Sources familiar with negotiations between the EU and Turkey said Thursday that Ankara’s refusal to fulfill EU criteria for narrowing its anti-terror law has made a decision on visa-free travels for Turks to Schengen area almost impossible.
“De facto a decision in June ‘EU to miss Turkey visa deal deadline’ is not possible anymore,” said the source, adding that members of the European Parliament could still theoretically vote on the plan at their final plenary session on July 4-7 although a more realistic scenario would be a vote after summer break.
EU Parliament President Martin Schulz had said earlier that he did not see a resolution on visa-free travels happening before the end of June.
Turkey has repeatedly said it will not heed calls by the EU for changing its counter-terror law in return for privileges promised in the refugee agreement which the two sides signed in March. The EU had vowed a series of incentives to Turkey as part of the mega deal which was aimed at curbing the unprecedented flow of refugees into the continent. Among them was providing Turkish citizens with visa-free travels to European countries.
However, another EU source endorsed the idea that visa-free travels could come in July but he said it could also happen in October, based on the Turks' compliance with EU demands.
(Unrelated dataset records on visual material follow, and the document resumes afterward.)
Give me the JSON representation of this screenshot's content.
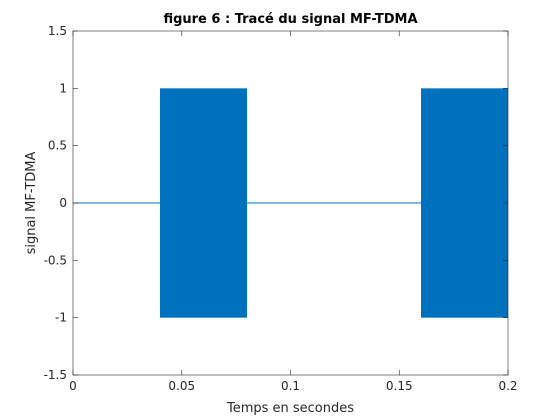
{
  "chart_data": {
    "type": "line",
    "title": "figure 6 : Tracé du signal MF-TDMA",
    "xlabel": "Temps en secondes",
    "ylabel": "signal MF-TDMA",
    "xlim": [
      0,
      0.2
    ],
    "ylim": [
      -1.5,
      1.5
    ],
    "xticks": [
      0,
      0.05,
      0.1,
      0.15,
      0.2
    ],
    "xtick_labels": [
      "0",
      "0.05",
      "0.1",
      "0.15",
      "0.2"
    ],
    "yticks": [
      -1.5,
      -1,
      -0.5,
      0,
      0.5,
      1,
      1.5
    ],
    "ytick_labels": [
      "-1.5",
      "-1",
      "-0.5",
      "0",
      "0.5",
      "1",
      "1.5"
    ],
    "grid": false,
    "series": [
      {
        "color": "#0072BD",
        "segments": [
          {
            "x_start": 0.0,
            "x_end": 0.04,
            "kind": "flat",
            "value": 0
          },
          {
            "x_start": 0.04,
            "x_end": 0.08,
            "kind": "oscillating",
            "min": -1,
            "max": 1
          },
          {
            "x_start": 0.08,
            "x_end": 0.16,
            "kind": "flat",
            "value": 0
          },
          {
            "x_start": 0.16,
            "x_end": 0.2,
            "kind": "oscillating",
            "min": -1,
            "max": 1
          }
        ]
      }
    ]
  }
}
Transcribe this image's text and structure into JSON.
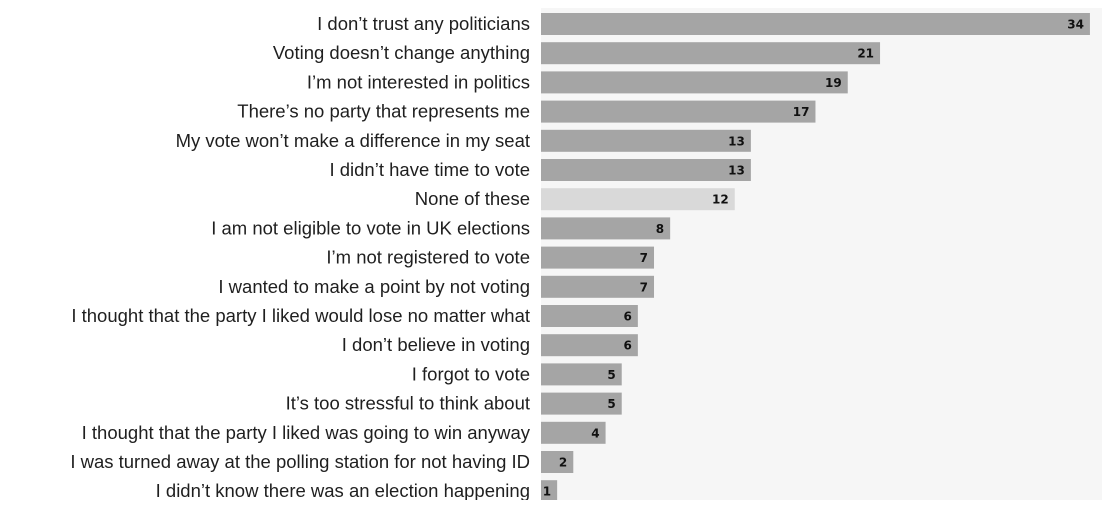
{
  "chart_data": {
    "type": "bar",
    "orientation": "horizontal",
    "categories": [
      "I don’t trust any politicians",
      "Voting doesn’t change anything",
      "I’m not interested in politics",
      "There’s no party that represents me",
      "My vote won’t make a difference in my seat",
      "I didn’t have time to vote",
      "None of these",
      "I am not eligible to vote in UK elections",
      "I’m not registered to vote",
      "I wanted to make a point by not voting",
      "I thought that the party I liked would lose no matter what",
      "I don’t believe in voting",
      "I forgot to vote",
      "It’s too stressful to think about",
      "I thought that the party I liked was going to win anyway",
      "I was turned away at the polling station for not having ID",
      "I didn’t know there was an election happening"
    ],
    "values": [
      34,
      21,
      19,
      17,
      13,
      13,
      12,
      8,
      7,
      7,
      6,
      6,
      5,
      5,
      4,
      2,
      1
    ],
    "highlight_category": "None of these",
    "colors": {
      "bar": "#a5a5a5",
      "bar_highlight": "#d9d9d9",
      "plot_background": "#f6f6f6",
      "label_text": "#1f1f1f",
      "value_text": "#111111"
    },
    "title": "",
    "xlabel": "",
    "ylabel": "",
    "xlim": [
      0,
      34.5
    ],
    "grid": false,
    "legend": "none"
  }
}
Another EU official with long experience of negotiating with Ankara tried to downgrade Turkey’s defiant rhetoric on the issue, saying, “We've been through this before … It's not the first time there has been quite provocative talk from the Turkish side, then we sat down and found a way forward."
Ibrahim Kalin, spokesman of Turkish President Recep Tayyip Erdogan, told a news conference on Wednesday that Turkey was doing everything it could to fulfill the criteria set by the refugee deal, but added that EU-demanded changes would encourage terrorist organizations.